Marinomed beantragt Sanierungsverfahren ohne Eigenverwaltung
Das Biotechnologieunternehmen setzte den angekündigten Schritt beim Landesgericht Klosterneuburg. In einem Zuge legte es einen Vorschlag für einen neuen Sanierungsplan vor.

Wie angekündigt, beantragte das Korneuburger Biotechnologieunternehmen Marinomed Biotech AG beim Landesgericht Korneuburg die Einleitung eines Sanierungsverfahrens ohne Eigenverwaltung. Als Grund nannte die Marinomed „fehlende Earn-out Zahlungen von Unither aus dem Verkauf des Carragelose-Geschäftsbereichs und der Abbruch von Verhandlungen durch Unither Pharmaceuticals. Damit kann der gerichtlich genehmigte Sanierungsplan vom 14. November 2024 nicht erfüllt werden und der Gesellschaft droht dadurch die Zahlungsunfähigkeit“. Der Hintergrund: Nach der Insolvenz vom August 2024 hatte das Unternehmen einen Sanierungsplan entwickelt, den das Landesgericht Korneuburg am 14. November 2024 genehmigte. Er sah die Übernahme des Geschäfts mit dem Virenblocker-Wirkstoff Carragelose durch den französischen Pharmakonzern Unither Pharmaceuticals vor. Die Unither sollte dafür ingesamt 20 Millionen Euro bezahlen, davon einen fixen Anteil von fünf Millionen sowie weitere 15 Millionen an Nachzahlungen (Earn-out-Zahlungen) beim Erfüllen vorab festgelegter Bedingungen. Nun verweigerten die Franzosen offenbar den finanziellen Nachschuss.
Die Marinomed geht davon aus, „dass Unither die vereinbarten Zielvorgaben aufgrund einer schuldhaften Verzögerung beim Abschluss von Kundenverträgen und einer geänderten Unternehmensstrategie nicht erreicht hat.

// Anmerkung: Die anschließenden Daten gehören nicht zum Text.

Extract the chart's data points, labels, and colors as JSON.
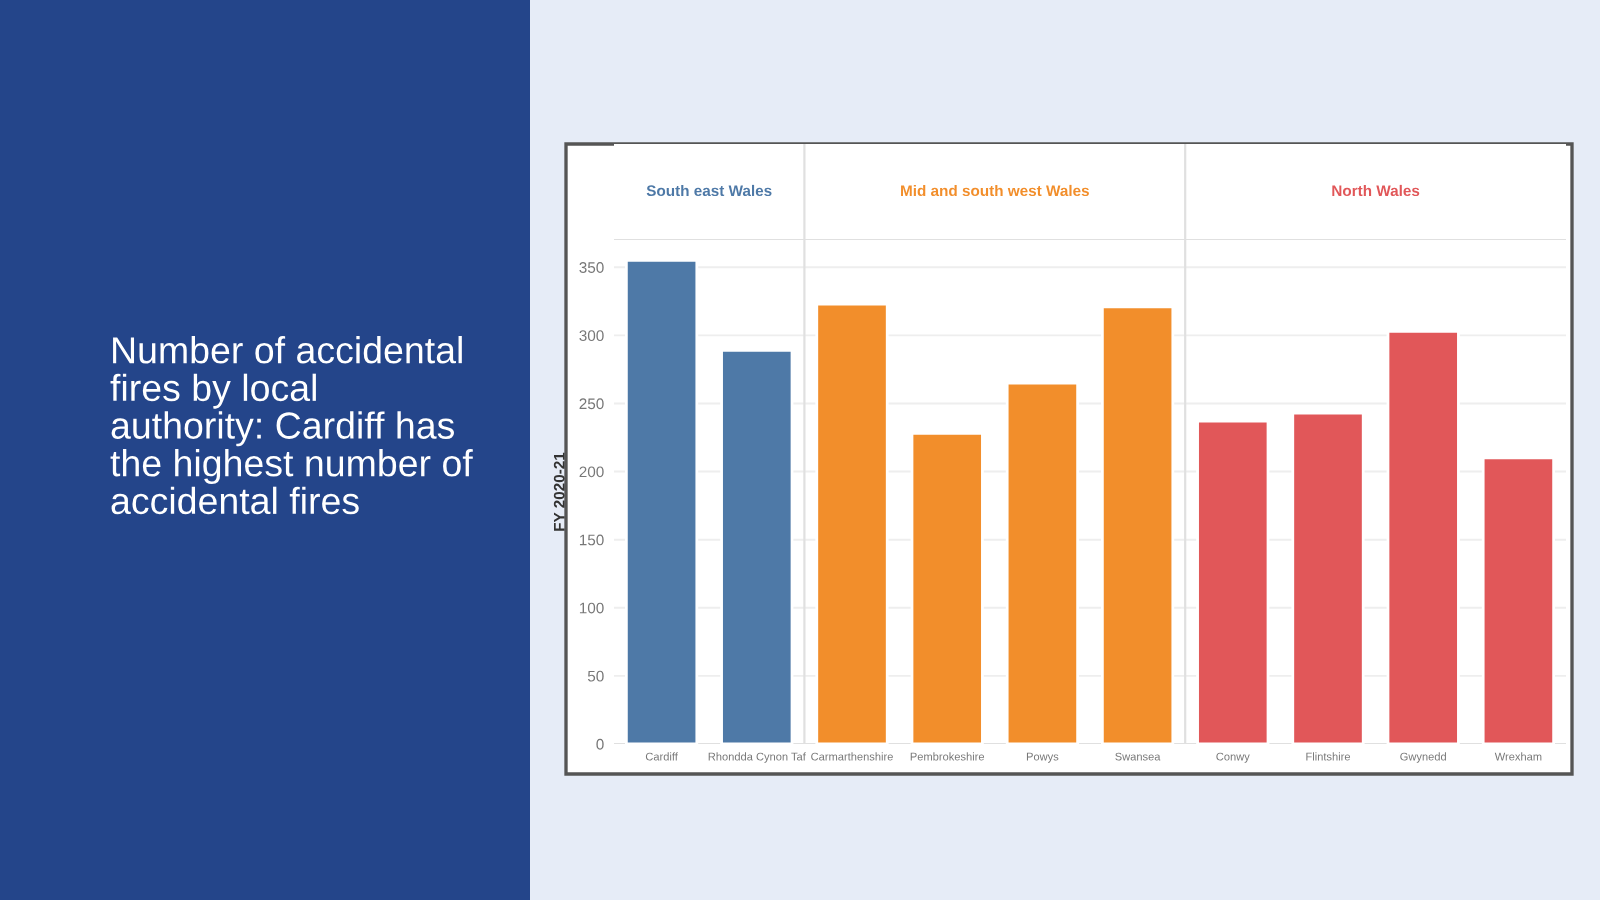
{
  "chart_data": {
    "type": "bar",
    "title": "Number of accidental fires by local authority: Cardiff has the highest number of accidental fires",
    "ylabel": "FY 2020-21",
    "categories": [
      "Cardiff",
      "Rhondda Cynon Taf",
      "Carmarthenshire",
      "Pembrokeshire",
      "Powys",
      "Swansea",
      "Conwy",
      "Flintshire",
      "Gwynedd",
      "Wrexham"
    ],
    "series": [
      {
        "name": "South east Wales",
        "color": "#4e79a7",
        "values": [
          355,
          289,
          null,
          null,
          null,
          null,
          null,
          null,
          null,
          null
        ]
      },
      {
        "name": "Mid and south west Wales",
        "color": "#f28e2b",
        "values": [
          null,
          null,
          323,
          228,
          265,
          321,
          null,
          null,
          null,
          null
        ]
      },
      {
        "name": "North Wales",
        "color": "#e15759",
        "values": [
          null,
          null,
          null,
          null,
          null,
          null,
          237,
          243,
          303,
          210
        ]
      }
    ],
    "ylim": [
      0,
      370
    ],
    "yticks": [
      0,
      50,
      100,
      150,
      200,
      250,
      300,
      350
    ],
    "grid": "y",
    "legend": false
  }
}
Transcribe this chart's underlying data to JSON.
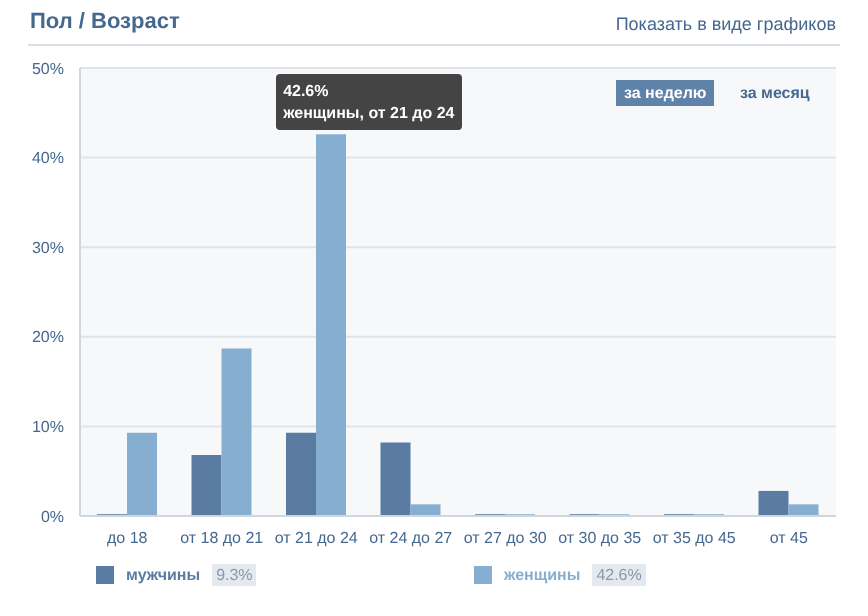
{
  "chart_data": {
    "type": "bar",
    "title": "Пол / Возраст",
    "categories": [
      "до 18",
      "от 18 до 21",
      "от 21 до 24",
      "от 24 до 27",
      "от 27 до 30",
      "от 30 до 35",
      "от 35 до 45",
      "от 45"
    ],
    "series": [
      {
        "name": "мужчины",
        "color": "#5a7ca3",
        "values": [
          0.2,
          6.8,
          9.3,
          8.2,
          0.2,
          0.2,
          0.2,
          2.8
        ]
      },
      {
        "name": "женщины",
        "color": "#86aed0",
        "values": [
          9.3,
          18.7,
          42.6,
          1.3,
          0.2,
          0.2,
          0.2,
          1.3
        ]
      }
    ],
    "ylim": [
      0,
      50
    ],
    "yticks": [
      {
        "value": 0,
        "label": "0%"
      },
      {
        "value": 10,
        "label": "10%"
      },
      {
        "value": 20,
        "label": "20%"
      },
      {
        "value": 30,
        "label": "30%"
      },
      {
        "value": 40,
        "label": "40%"
      },
      {
        "value": 50,
        "label": "50%"
      }
    ],
    "grid": "y",
    "legend": "bottom",
    "annotations": [
      "Показать в виде графиков",
      "за неделю",
      "за месяц",
      {
        "text": "42.6%\nженщины, от 21 до 24",
        "x": "от 21 до 24",
        "y": 42.6
      },
      "9.3%",
      "42.6%"
    ]
  }
}
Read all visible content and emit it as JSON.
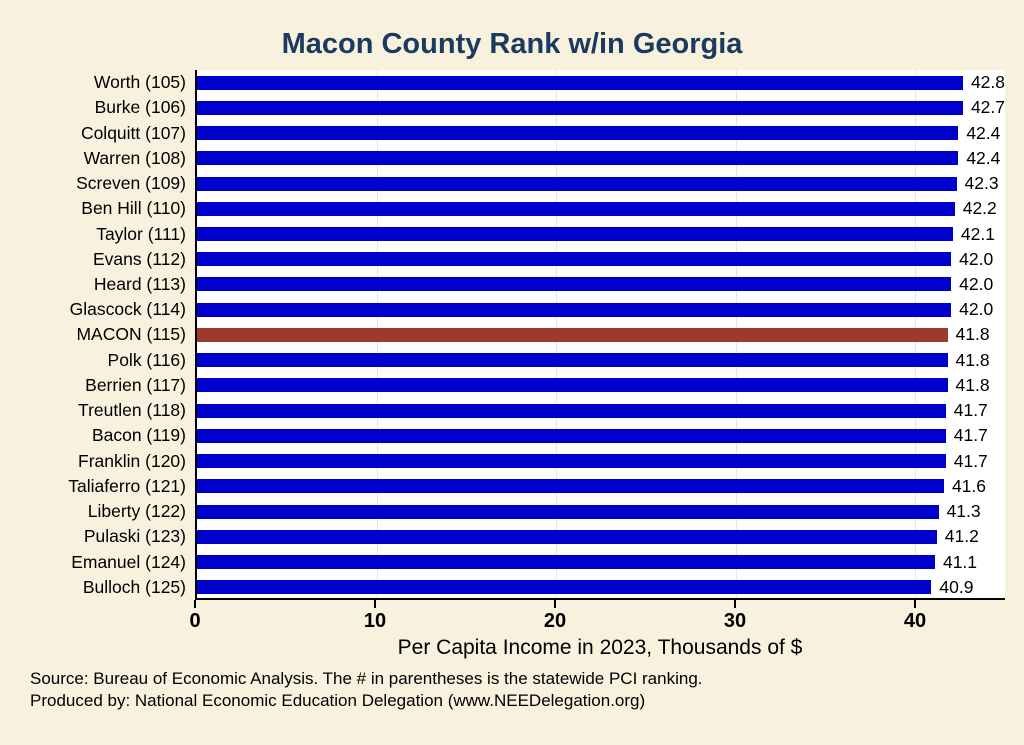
{
  "title": "Macon County Rank w/in Georgia",
  "chart_data": {
    "type": "bar",
    "orientation": "horizontal",
    "title": "Macon County Rank w/in Georgia",
    "categories": [
      "Worth (105)",
      "Burke (106)",
      "Colquitt (107)",
      "Warren (108)",
      "Screven (109)",
      "Ben Hill (110)",
      "Taylor (111)",
      "Evans (112)",
      "Heard (113)",
      "Glascock (114)",
      "MACON (115)",
      "Polk (116)",
      "Berrien (117)",
      "Treutlen (118)",
      "Bacon (119)",
      "Franklin (120)",
      "Taliaferro (121)",
      "Liberty (122)",
      "Pulaski (123)",
      "Emanuel (124)",
      "Bulloch (125)"
    ],
    "values": [
      42.8,
      42.7,
      42.4,
      42.4,
      42.3,
      42.2,
      42.1,
      42.0,
      42.0,
      42.0,
      41.8,
      41.8,
      41.8,
      41.7,
      41.7,
      41.7,
      41.6,
      41.3,
      41.2,
      41.1,
      40.9
    ],
    "highlight_index": 10,
    "highlight_category": "MACON (115)",
    "xlabel": "Per Capita Income in 2023, Thousands of $",
    "ylabel": "",
    "xlim": [
      0,
      45
    ],
    "xticks": [
      0,
      10,
      20,
      30,
      40
    ],
    "grid": true,
    "legend": "none",
    "bar_color": "#0000cd",
    "highlight_color": "#9c3a2e",
    "background_color": "#f8f1de",
    "plot_background_color": "#ffffff",
    "title_color": "#1a3a5f"
  },
  "footer": {
    "line1": "Source: Bureau of Economic Analysis. The # in parentheses is the statewide PCI ranking.",
    "line2": "Produced by: National Economic Education Delegation (www.NEEDelegation.org)"
  }
}
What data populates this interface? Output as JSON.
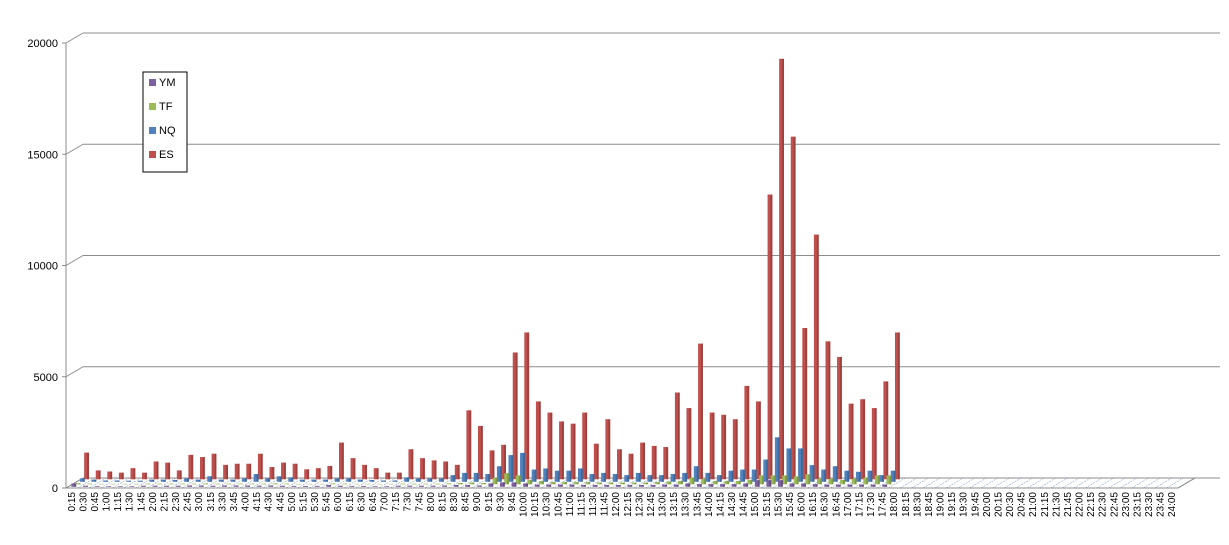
{
  "chart_data": {
    "type": "bar",
    "title": "",
    "xlabel": "",
    "ylabel": "",
    "ylim": [
      0,
      20000
    ],
    "yticks": [
      0,
      5000,
      10000,
      15000,
      20000
    ],
    "grid": true,
    "legend_position": "top-left",
    "categories": [
      "0:15",
      "0:30",
      "0:45",
      "1:00",
      "1:15",
      "1:30",
      "1:45",
      "2:00",
      "2:15",
      "2:30",
      "2:45",
      "3:00",
      "3:15",
      "3:30",
      "3:45",
      "4:00",
      "4:15",
      "4:30",
      "4:45",
      "5:00",
      "5:15",
      "5:30",
      "5:45",
      "6:00",
      "6:15",
      "6:30",
      "6:45",
      "7:00",
      "7:15",
      "7:30",
      "7:45",
      "8:00",
      "8:15",
      "8:30",
      "8:45",
      "9:00",
      "9:15",
      "9:30",
      "9:45",
      "10:00",
      "10:15",
      "10:30",
      "10:45",
      "11:00",
      "11:15",
      "11:30",
      "11:45",
      "12:00",
      "12:15",
      "12:30",
      "12:45",
      "13:00",
      "13:15",
      "13:30",
      "13:45",
      "14:00",
      "14:15",
      "14:30",
      "14:45",
      "15:00",
      "15:15",
      "15:30",
      "15:45",
      "16:00",
      "16:15",
      "16:30",
      "16:45",
      "17:00",
      "17:15",
      "17:30",
      "17:45",
      "18:00",
      "18:15",
      "18:30",
      "18:45",
      "19:00",
      "19:15",
      "19:30",
      "19:45",
      "20:00",
      "20:15",
      "20:30",
      "20:45",
      "21:00",
      "21:15",
      "21:30",
      "21:45",
      "22:00",
      "22:15",
      "22:30",
      "22:45",
      "23:00",
      "23:15",
      "23:30",
      "23:45",
      "24:00"
    ],
    "series": [
      {
        "name": "YM",
        "color": "#7d60a0",
        "values": [
          150,
          50,
          30,
          30,
          30,
          30,
          50,
          50,
          50,
          50,
          60,
          60,
          50,
          60,
          60,
          60,
          50,
          60,
          50,
          40,
          40,
          40,
          80,
          50,
          40,
          40,
          30,
          30,
          50,
          50,
          50,
          50,
          60,
          80,
          80,
          60,
          150,
          200,
          200,
          150,
          100,
          100,
          100,
          100,
          80,
          80,
          80,
          80,
          80,
          80,
          80,
          100,
          100,
          150,
          120,
          120,
          120,
          120,
          150,
          300,
          300,
          300,
          150,
          150,
          120,
          100,
          100,
          100,
          100,
          100,
          100,
          0,
          0,
          0,
          0,
          0,
          0,
          0,
          0,
          0,
          0,
          0,
          0,
          0,
          0,
          0,
          0,
          0,
          0,
          0,
          0,
          0,
          0,
          0,
          0,
          0
        ]
      },
      {
        "name": "TF",
        "color": "#9bbb59",
        "values": [
          50,
          30,
          20,
          20,
          20,
          20,
          30,
          30,
          30,
          30,
          30,
          40,
          30,
          30,
          30,
          30,
          30,
          40,
          30,
          20,
          20,
          20,
          40,
          30,
          20,
          20,
          20,
          20,
          30,
          30,
          30,
          30,
          40,
          60,
          80,
          60,
          300,
          500,
          400,
          200,
          150,
          100,
          100,
          100,
          100,
          80,
          80,
          80,
          80,
          80,
          100,
          120,
          150,
          300,
          250,
          150,
          150,
          150,
          200,
          400,
          400,
          400,
          350,
          450,
          250,
          250,
          200,
          250,
          300,
          400,
          400,
          0,
          0,
          0,
          0,
          0,
          0,
          0,
          0,
          0,
          0,
          0,
          0,
          0,
          0,
          0,
          0,
          0,
          0,
          0,
          0,
          0,
          0,
          0,
          0,
          0
        ]
      },
      {
        "name": "NQ",
        "color": "#4f81bd",
        "values": [
          150,
          100,
          60,
          60,
          50,
          50,
          100,
          100,
          80,
          150,
          100,
          250,
          100,
          100,
          150,
          350,
          150,
          250,
          200,
          100,
          100,
          100,
          150,
          150,
          100,
          80,
          60,
          60,
          200,
          150,
          150,
          150,
          300,
          400,
          400,
          350,
          700,
          1200,
          1300,
          550,
          600,
          500,
          500,
          600,
          350,
          400,
          350,
          300,
          400,
          300,
          300,
          350,
          400,
          700,
          400,
          300,
          500,
          550,
          550,
          1000,
          2000,
          1500,
          1500,
          750,
          550,
          700,
          500,
          450,
          500,
          300,
          500,
          0,
          0,
          0,
          0,
          0,
          0,
          0,
          0,
          0,
          0,
          0,
          0,
          0,
          0,
          0,
          0,
          0,
          0,
          0,
          0,
          0,
          0,
          0,
          0,
          0
        ]
      },
      {
        "name": "ES",
        "color": "#c0504d",
        "values": [
          1200,
          400,
          350,
          300,
          500,
          300,
          800,
          750,
          400,
          1100,
          1000,
          1150,
          650,
          700,
          700,
          1150,
          550,
          750,
          700,
          450,
          500,
          600,
          1650,
          950,
          650,
          500,
          300,
          300,
          1350,
          950,
          850,
          800,
          650,
          3100,
          2400,
          1300,
          1550,
          5700,
          6600,
          3500,
          3000,
          2600,
          2500,
          3000,
          1600,
          2700,
          1350,
          1150,
          1650,
          1500,
          1450,
          3900,
          3200,
          6100,
          3000,
          2900,
          2700,
          4200,
          3500,
          12800,
          18900,
          15400,
          6800,
          11000,
          6200,
          5500,
          3400,
          3600,
          3200,
          4400,
          6600,
          0,
          0,
          0,
          0,
          0,
          0,
          0,
          0,
          0,
          0,
          0,
          0,
          0,
          0,
          0,
          0,
          0,
          0,
          0,
          0,
          0,
          0,
          0,
          0,
          0
        ]
      }
    ]
  }
}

Die mit Unither geführten Gespräche verliefen erfolglos und es konnte keine Einigung betreffend die Earnout Zahlungen getroffen werden“. Hinzu kamen „Verzögerungen im Abschluss weiterer Partnerschaften für die Marinosolv-Produkte“. Dabei handelt es sich um die in Entwicklung befindlichen Arzneimittel Budesolv, ein Präparat gegen allergische Rhinitis, sowie Tacrosolv, ein Medikament zur Behandlung entzündlicher Augenerkrankungen.
Anlässlich des neuen Insolvenzantrags legte die Marinomed dem Gericht einen Vorschlag für einen neuen Sanierungsplan vor. Laut einer Aussendung umfasst dieser weitere Restrukturierungsmaßnahmen, rechtliche Schritte gegen Unither sowie das Heben von Potenzialen „des kürzlich begonnen Compounding-Geschäftes“.
Unternehmenschef und -gründer Andreas Grassauer konstatierte, das Sanierungsverfahren sei „die beste Chance, eine nachhaltige Grundlage für die Fortführung des Unternehmens und die Kommerzialisierung unserer innovativen Produkte zu schaffen. Die Situation mit Unither hat die Geschäftstätigkeiten und die Finanzierungsoptionen zuletzt massiv eingeschränkt“. Grassauer bezeichnete den Antrag als „aktuell einzige Option für das Unternehmen“.